Once students graduate from USD, the door to the Career Development Center never closes. As alumni, Toreros have a lifetime of access to all the resources the CDev offers and can even consult with the center’s dedicated, lifetime career coach if they decide to take on a new job later in life.
Another factor the WSJ mentioned is postgraduate earnings, stating that science and engineering majors are top earners at all stages. As a biochemistry major, Miller was pleased to hear this statistic.
“It’s comforting to know that this large starting salary will get me started on a life path pretty well,” Miller said. “I’m hoping to go to medical school, so I am going to have a bunch of debt after that. Although I haven’t really looked into it too much, I have an idea of making around $120,000 post-med school. I’m hoping to get a job in the gap year before med school and my target would be around $60-70,000.”

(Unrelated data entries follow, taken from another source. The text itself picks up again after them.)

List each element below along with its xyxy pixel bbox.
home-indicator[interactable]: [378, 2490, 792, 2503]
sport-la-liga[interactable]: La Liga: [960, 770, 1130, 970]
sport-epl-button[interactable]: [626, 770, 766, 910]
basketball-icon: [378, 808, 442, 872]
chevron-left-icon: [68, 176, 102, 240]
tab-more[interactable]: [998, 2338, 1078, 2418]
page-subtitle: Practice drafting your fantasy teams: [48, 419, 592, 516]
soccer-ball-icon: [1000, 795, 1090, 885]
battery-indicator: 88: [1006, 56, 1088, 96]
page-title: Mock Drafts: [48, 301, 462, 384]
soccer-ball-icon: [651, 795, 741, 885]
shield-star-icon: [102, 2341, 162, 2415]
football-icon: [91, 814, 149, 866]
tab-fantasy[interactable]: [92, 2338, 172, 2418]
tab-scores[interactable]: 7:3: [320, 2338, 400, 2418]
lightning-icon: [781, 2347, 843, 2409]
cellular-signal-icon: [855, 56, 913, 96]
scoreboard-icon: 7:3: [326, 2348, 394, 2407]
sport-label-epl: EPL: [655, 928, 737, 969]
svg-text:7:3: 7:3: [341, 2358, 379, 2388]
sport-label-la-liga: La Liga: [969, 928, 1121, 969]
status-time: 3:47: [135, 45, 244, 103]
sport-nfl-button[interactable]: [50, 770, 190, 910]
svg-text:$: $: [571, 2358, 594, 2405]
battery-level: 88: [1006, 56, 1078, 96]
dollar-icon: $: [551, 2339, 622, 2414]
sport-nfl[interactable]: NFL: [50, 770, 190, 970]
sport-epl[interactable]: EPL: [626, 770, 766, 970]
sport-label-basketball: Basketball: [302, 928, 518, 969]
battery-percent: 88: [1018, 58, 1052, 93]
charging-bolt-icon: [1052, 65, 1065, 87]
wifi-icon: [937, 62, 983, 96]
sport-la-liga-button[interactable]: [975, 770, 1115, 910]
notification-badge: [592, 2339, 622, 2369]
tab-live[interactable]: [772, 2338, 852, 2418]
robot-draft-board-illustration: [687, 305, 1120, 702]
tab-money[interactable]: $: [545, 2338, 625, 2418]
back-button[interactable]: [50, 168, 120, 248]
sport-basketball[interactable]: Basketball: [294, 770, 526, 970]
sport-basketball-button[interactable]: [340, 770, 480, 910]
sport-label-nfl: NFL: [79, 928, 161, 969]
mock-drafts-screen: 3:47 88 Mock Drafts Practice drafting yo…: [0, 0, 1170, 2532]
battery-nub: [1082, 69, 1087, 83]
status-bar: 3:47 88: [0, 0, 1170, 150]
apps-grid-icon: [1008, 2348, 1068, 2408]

As a behavioral neuroscience major, Rappoldt is still unsure what specific job she wants to work after graduation.
“Potentially I will go into the healthcare field, but as of next year I don’t want to go to a med-school or grad-school program,” Rappoldt said. “So next year is going to more about figuring out which part of my major I want to use. I don’t know how much I would be making with that because I have not really researched it.”
According to Herrinton, of the 978 students from the graduating class of 2017, 51 percent graduated with no debt. For the 479 students who graduated with student debt, their average total debt was $30,854.
Rappoldt expects to graduate this May with some student debt.
“I think the biggest obstacle will be finding that job that allows me to erase those loans,” Rappoldt said. “USD does have tools such as the Career Development Center. I have looked into them for an internship but I need to put in more time. Now, I feel like at the end of this semester my end goal is finding an internship for next semester that will find me that job that I can hold for a long time. Even if I get a minimum-wage job I will still be able to pay off some of the loans. But I’m not sure if I would sustain otherwise in terms of living comfortably.”
However, the real question for Toreros is whether they are getting the most for their money at USD. Molden seems to believe so.
“Yes, because I feel like I have received a really good education and I have worked hard in school,” Molden said. “I have also had a really good college experience being able to live at the beach and study abroad.”
Miller chuckled when considering the same question.
“We’ll see if I get a job,” Miller said. “I feel like you can get the same education and opportunities for a lower cost. I do think it [USD] is rather expensive, but that being said I wouldn’t trade what I have done for anything. But the determinant is what will happen in the future — if the fact that my degree at USD is valuable to people in the workplace, which I think it will be, but I don’t know!”
Whatever the factors may be for choosing this university, undergraduate success may highly affect postgrad opportunities. And, it is possible that their success postgrad might also determine whether they “got the most for their money” here at USD.